Anyway, in $M$ we have that $\omega$, and being a function is absolute, so $(\omega ^ \omega)^M = \{x \in M: (x : \omega \rightarrow w)^M\} = \{x \in M: x: \omega \rightarrow \omega\} = \omega^\omega \cap M$
Is that fine?
- Let $T$ be a tree on $\omega \times \omega$ and $T \in M$. Then $(T$ is a tree on $\omega \times \omega)^M$
Again being a function and $\omega$ are absolute so elements of the tree (functions from naturals to $\omega)$ are absolute. Moreover ordered pairs are absolute as well.
$(T$ is a tree on $\omega \times \omega)$ $\iff$ $(\forall (s, t) \in T , \forall n \in \omega, n < dom(s) \rightarrow (s|n, t|n) \in T)$
But since $T \in M$, domains, restrictions, $\omega$, ordered pairs are absolute, and we are only quantifying over bounded sets ($T$ and $\omega$), the "being a tree" formula is $\Delta^{ZFC}_1$ and so absolute. This is in fact stronger than what was asked to prove since it was asked to simply prove downward reflection.
I'm not sure about this one. Feels handwavey. Thoughts?
- Suppose $A \subseteq \omega$ is arithmetic (i.e, is a definable set in the structure $\mathbb{N} = (\omega, +, ., <, e, 0, 1))$, then $A \in M$.
Given any sentence $\varphi$ in the language of arithmetic above, "$\mathbb{N} \vDash \varphi$" is absolute since it is bounded over $\omega$ and satisfaction is recursively defined, etc. Since every element of $\omega$ is definable we don't have to worry about formulas, just sentences.
Now let $\varphi$ define $A$ above. We may then use Comprehension in $M$ to define $\{a \in \omega^M : (\mathbb{N} \vDash \varphi(a))^M\} = \{a \in \omega: \mathbb{N} \vDash \varphi(a)\} = A$, and so $A \in M$.
I would appreciate some feedback on these. Thank you for your help.

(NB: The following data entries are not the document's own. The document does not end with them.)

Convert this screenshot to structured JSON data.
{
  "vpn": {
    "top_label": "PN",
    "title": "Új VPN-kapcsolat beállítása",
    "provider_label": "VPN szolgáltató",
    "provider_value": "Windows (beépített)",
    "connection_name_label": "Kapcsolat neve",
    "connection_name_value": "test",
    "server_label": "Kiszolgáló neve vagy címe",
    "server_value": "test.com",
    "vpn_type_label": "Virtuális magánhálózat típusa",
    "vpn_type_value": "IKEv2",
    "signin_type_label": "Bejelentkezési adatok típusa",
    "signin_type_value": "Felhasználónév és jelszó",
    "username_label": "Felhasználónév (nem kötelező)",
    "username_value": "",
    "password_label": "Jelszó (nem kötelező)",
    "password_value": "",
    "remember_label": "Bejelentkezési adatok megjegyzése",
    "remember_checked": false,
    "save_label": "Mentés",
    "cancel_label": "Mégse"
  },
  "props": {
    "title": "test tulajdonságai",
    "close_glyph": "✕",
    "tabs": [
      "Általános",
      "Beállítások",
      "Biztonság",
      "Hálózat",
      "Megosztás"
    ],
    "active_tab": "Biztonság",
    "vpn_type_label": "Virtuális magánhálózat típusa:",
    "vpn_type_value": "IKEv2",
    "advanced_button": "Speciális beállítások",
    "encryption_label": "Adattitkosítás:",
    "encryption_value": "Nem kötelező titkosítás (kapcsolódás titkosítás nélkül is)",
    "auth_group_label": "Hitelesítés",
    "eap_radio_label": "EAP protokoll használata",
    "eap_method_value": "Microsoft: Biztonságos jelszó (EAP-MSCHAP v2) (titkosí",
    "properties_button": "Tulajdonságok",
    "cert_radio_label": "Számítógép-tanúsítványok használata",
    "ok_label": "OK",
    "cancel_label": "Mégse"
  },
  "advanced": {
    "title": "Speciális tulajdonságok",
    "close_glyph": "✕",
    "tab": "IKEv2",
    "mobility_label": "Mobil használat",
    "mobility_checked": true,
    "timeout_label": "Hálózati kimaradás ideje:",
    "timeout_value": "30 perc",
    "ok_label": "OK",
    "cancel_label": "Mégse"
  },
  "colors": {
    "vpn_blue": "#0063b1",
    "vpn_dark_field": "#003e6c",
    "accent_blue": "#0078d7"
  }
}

${^\omega}\omega\cap M=({^\omega}\omega)^M$ happens when the formula $x\in {^\omega}\omega$ is absolute between $V$ and $M$. This is the same for subset relations (so $\mathcal{P}^M(x)=\mathcal{P}(x)\cap M$, although powerset function itself is not absolute.) I think your argument is fine. I also think your proof on the absoluteness of trees also looks fine.
For satisfaction relation over $\mathbb{N}$, I want to point out that this is absolute between $M$ and $V$ not because it is recursively defined, but its defining formula is bounded. It is right that $\models$ over $\mathbb{N}$ is recursively defined. But a more important point is that its recursion ends up with $\omega$-th stage of recursion, and every element and formulas involving the definition is $\Delta_0$.
If the recursion involves with more complex formula, then the resulting object need not be absolute (like $V_\alpha$.)